For purposes of clarification, FIG. 5 is a detailed showing of the image 
plane shown in FIG. 3 which illustrates the truncation of element 17 such 
that the rays directed toward mirror 18 do not pass through element 17. 

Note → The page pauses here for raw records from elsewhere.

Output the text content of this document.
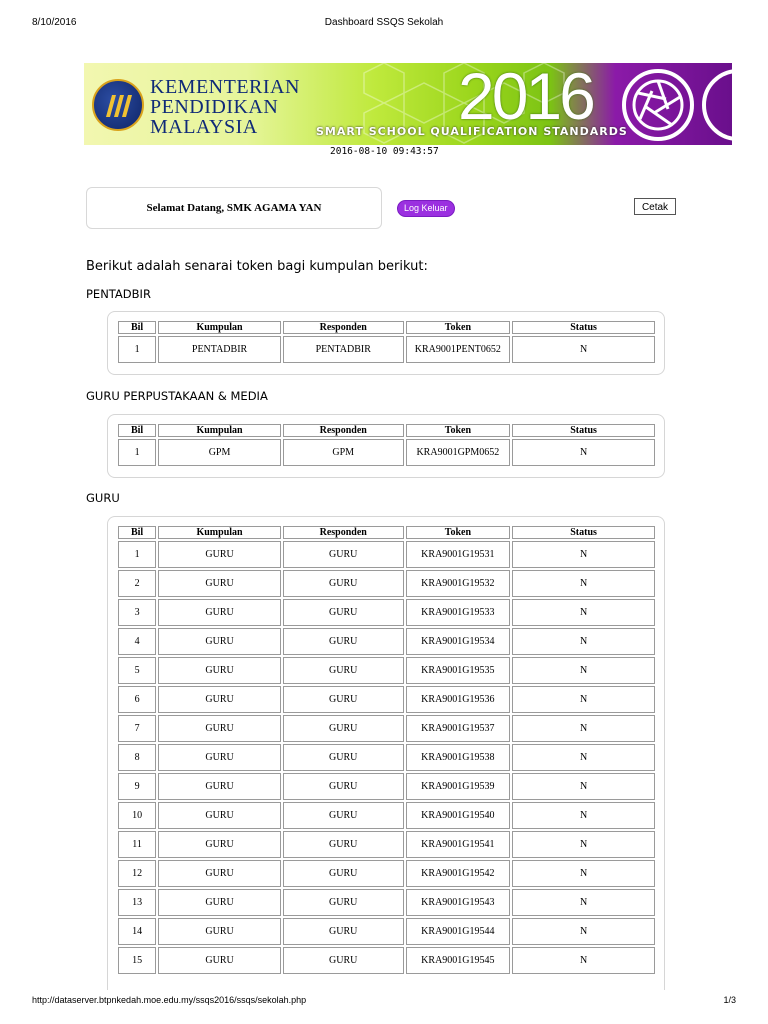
8/10/2016	Dashboard SSQS Sekolah
KEMENTERIAN
PENDIDIKAN
MALAYSIA	2016
SMART SCHOOL QUALIFICATION STANDARDS
2016-08-10 09:43:57
Selamat Datang, SMK AGAMA YAN	Log Keluar	Cetak
Berikut adalah senarai token bagi kumpulan berikut:
PENTADBIR
Bil	Kumpulan	Responden	Token	Status
1	PENTADBIR	PENTADBIR	KRA9001PENT0652	N
GURU PERPUSTAKAAN & MEDIA
Bil	Kumpulan	Responden	Token	Status
1	GPM	GPM	KRA9001GPM0652	N
GURU
Bil	Kumpulan	Responden	Token	Status
1	GURU	GURU	KRA9001G19531	N
2	GURU	GURU	KRA9001G19532	N
3	GURU	GURU	KRA9001G19533	N
4	GURU	GURU	KRA9001G19534	N
5	GURU	GURU	KRA9001G19535	N
6	GURU	GURU	KRA9001G19536	N
7	GURU	GURU	KRA9001G19537	N
8	GURU	GURU	KRA9001G19538	N
9	GURU	GURU	KRA9001G19539	N
10	GURU	GURU	KRA9001G19540	N
11	GURU	GURU	KRA9001G19541	N
12	GURU	GURU	KRA9001G19542	N
13	GURU	GURU	KRA9001G19543	N
14	GURU	GURU	KRA9001G19544	N
15	GURU	GURU	KRA9001G19545	N
http://dataserver.btpnkedah.moe.edu.my/ssqs2016/ssqs/sekolah.php	1/3
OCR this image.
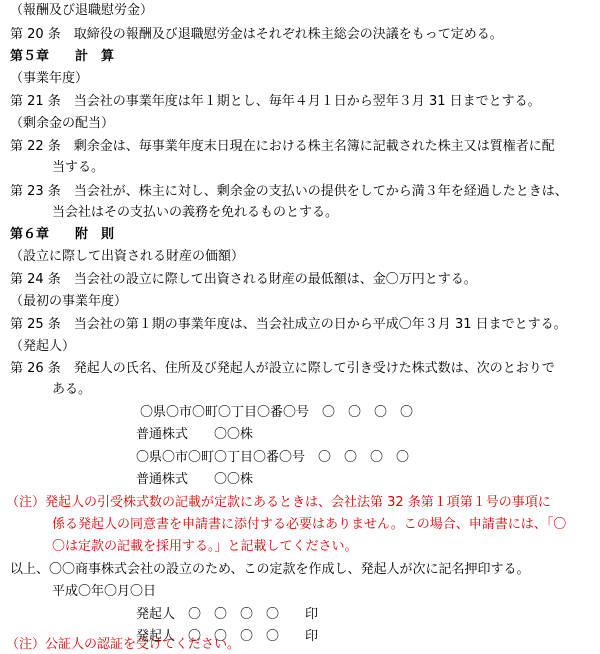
（報酬及び退職慰労金）
第 20 条　取締役の報酬及び退職慰労金はそれぞれ株主総会の決議をもって定める。
第５章　　計　算
（事業年度）
第 21 条　当会社の事業年度は年１期とし、毎年４月１日から翌年３月 31 日までとする。
（剰余金の配当）
第 22 条　剰余金は、毎事業年度末日現在における株主名簿に記載された株主又は質権者に配
当する。
第 23 条　当会社が、株主に対し、剰余金の支払いの提供をしてから満３年を経過したときは、
当会社はその支払いの義務を免れるものとする。
第６章　　附　則
（設立に際して出資される財産の価額）
第 24 条　当会社の設立に際して出資される財産の最低額は、金〇万円とする。
（最初の事業年度）
第 25 条　当会社の第１期の事業年度は、当会社成立の日から平成〇年３月 31 日までとする。
（発起人）
第 26 条　発起人の氏名、住所及び発起人が設立に際して引き受けた株式数は、次のとおりで
ある。
〇県〇市〇町〇丁目〇番〇号　〇　〇　〇　〇
普通株式　　〇〇株
〇県〇市〇町〇丁目〇番〇号　〇　〇　〇　〇
普通株式　　〇〇株
（注）発起人の引受株式数の記載が定款にあるときは、会社法第 32 条第１項第１号の事項に
係る発起人の同意書を申請書に添付する必要はありません。この場合、申請書には、「〇
〇は定款の記載を採用する。」と記載してください。
以上、〇〇商事株式会社の設立のため、この定款を作成し、発起人が次に記名押印する。
平成〇年〇月〇日
発起人　〇　〇　〇　〇　　印
発起人　〇　〇　〇　〇　　印
（注）公証人の認証を受けてください。
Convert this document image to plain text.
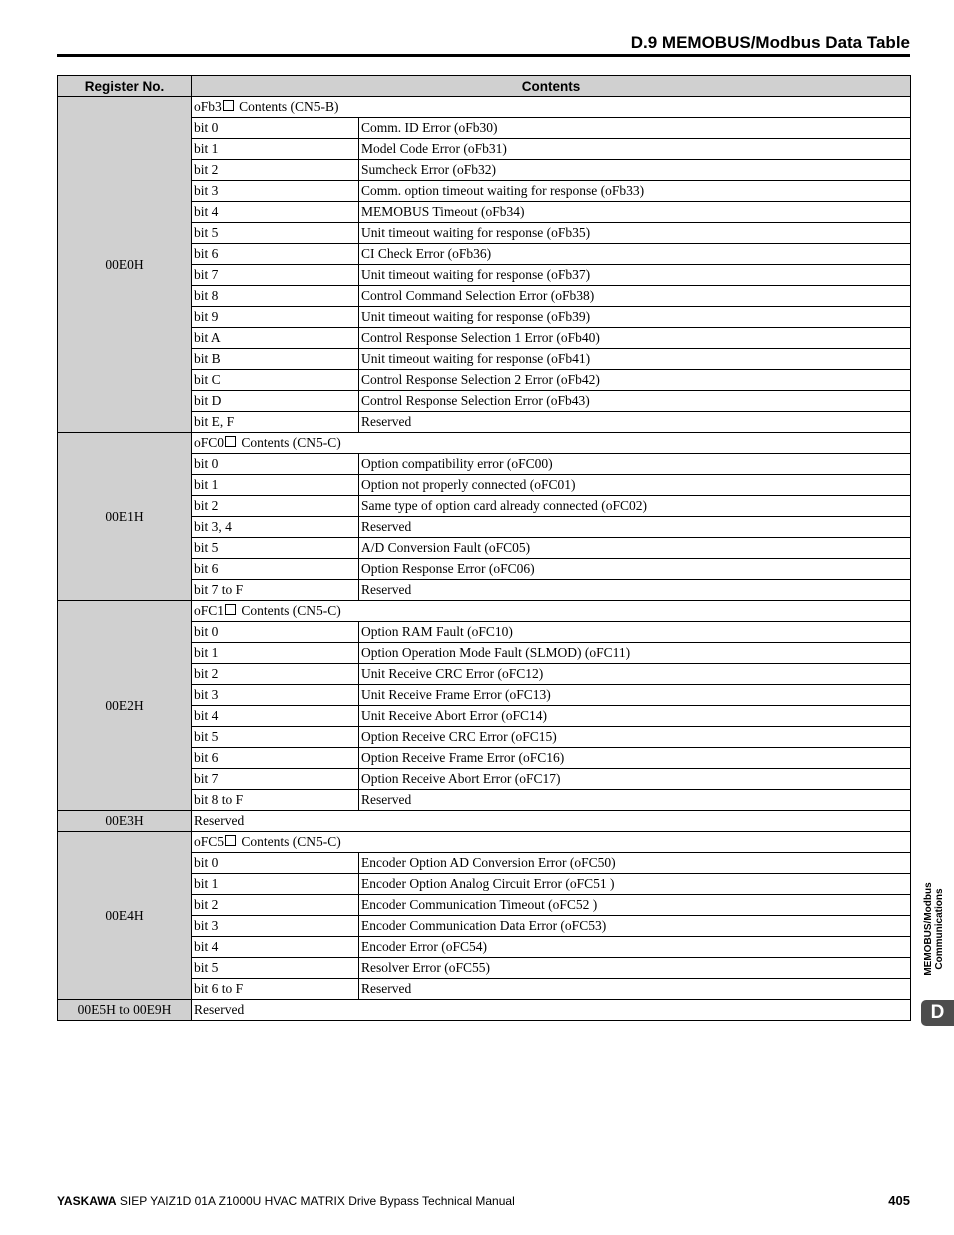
D.9 MEMOBUS/Modbus Data Table
Register No.	Contents	
00E0H	oFb3 Contents (CN5-B)	
	bit 0	Comm. ID Error (oFb30)
	bit 1	Model Code Error (oFb31)
	bit 2	Sumcheck Error (oFb32)
	bit 3	Comm. option timeout waiting for response (oFb33)
	bit 4	MEMOBUS Timeout (oFb34)
	bit 5	Unit timeout waiting for response (oFb35)
	bit 6	CI Check Error (oFb36)
	bit 7	Unit timeout waiting for response (oFb37)
	bit 8	Control Command Selection Error (oFb38)
	bit 9	Unit timeout waiting for response (oFb39)
	bit A	Control Response Selection 1 Error (oFb40)
	bit B	Unit timeout waiting for response (oFb41)
	bit C	Control Response Selection 2 Error (oFb42)
	bit D	Control Response Selection Error (oFb43)
	bit E, F	Reserved
00E1H	oFC0 Contents (CN5-C)	
	bit 0	Option compatibility error (oFC00)
	bit 1	Option not properly connected (oFC01)
	bit 2	Same type of option card already connected (oFC02)
	bit 3, 4	Reserved
	bit 5	A/D Conversion Fault (oFC05)
	bit 6	Option Response Error (oFC06)
	bit 7 to F	Reserved
00E2H	oFC1 Contents (CN5-C)	
	bit 0	Option RAM Fault (oFC10)
	bit 1	Option Operation Mode Fault (SLMOD) (oFC11)
	bit 2	Unit Receive CRC Error (oFC12)
	bit 3	Unit Receive Frame Error (oFC13)
	bit 4	Unit Receive Abort Error (oFC14)
	bit 5	Option Receive CRC Error (oFC15)
	bit 6	Option Receive Frame Error (oFC16)
	bit 7	Option Receive Abort Error (oFC17)
	bit 8 to F	Reserved
00E3H	Reserved	
00E4H	oFC5 Contents (CN5-C)	
	bit 0	Encoder Option AD Conversion Error (oFC50)
	bit 1	Encoder Option Analog Circuit Error (oFC51 )
	bit 2	Encoder Communication Timeout (oFC52 )
	bit 3	Encoder Communication Data Error (oFC53)
	bit 4	Encoder Error (oFC54)
	bit 5	Resolver Error (oFC55)
	bit 6 to F	Reserved
00E5H to 00E9H	Reserved	
MEMOBUS/Modbus Communications
D
YASKAWA SIEP YAIZ1D 01A Z1000U HVAC MATRIX Drive Bypass Technical Manual	405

There has been disclosed a ring field system utilizing refractive elements 
of a single material and a single spherical mirror. The ring field system 
of the present invention which is adaptable for use in mask projection 
systems for the fabrication of integrated circuits and is well connected 
over a bandwidth of 10A based on a single line mercury or excimer laser 
source. 
Other modifications of the present invention are possible in light of the 
above description which should not be construed as placing limitations on 
the invention other than those set forth in the claims which follow.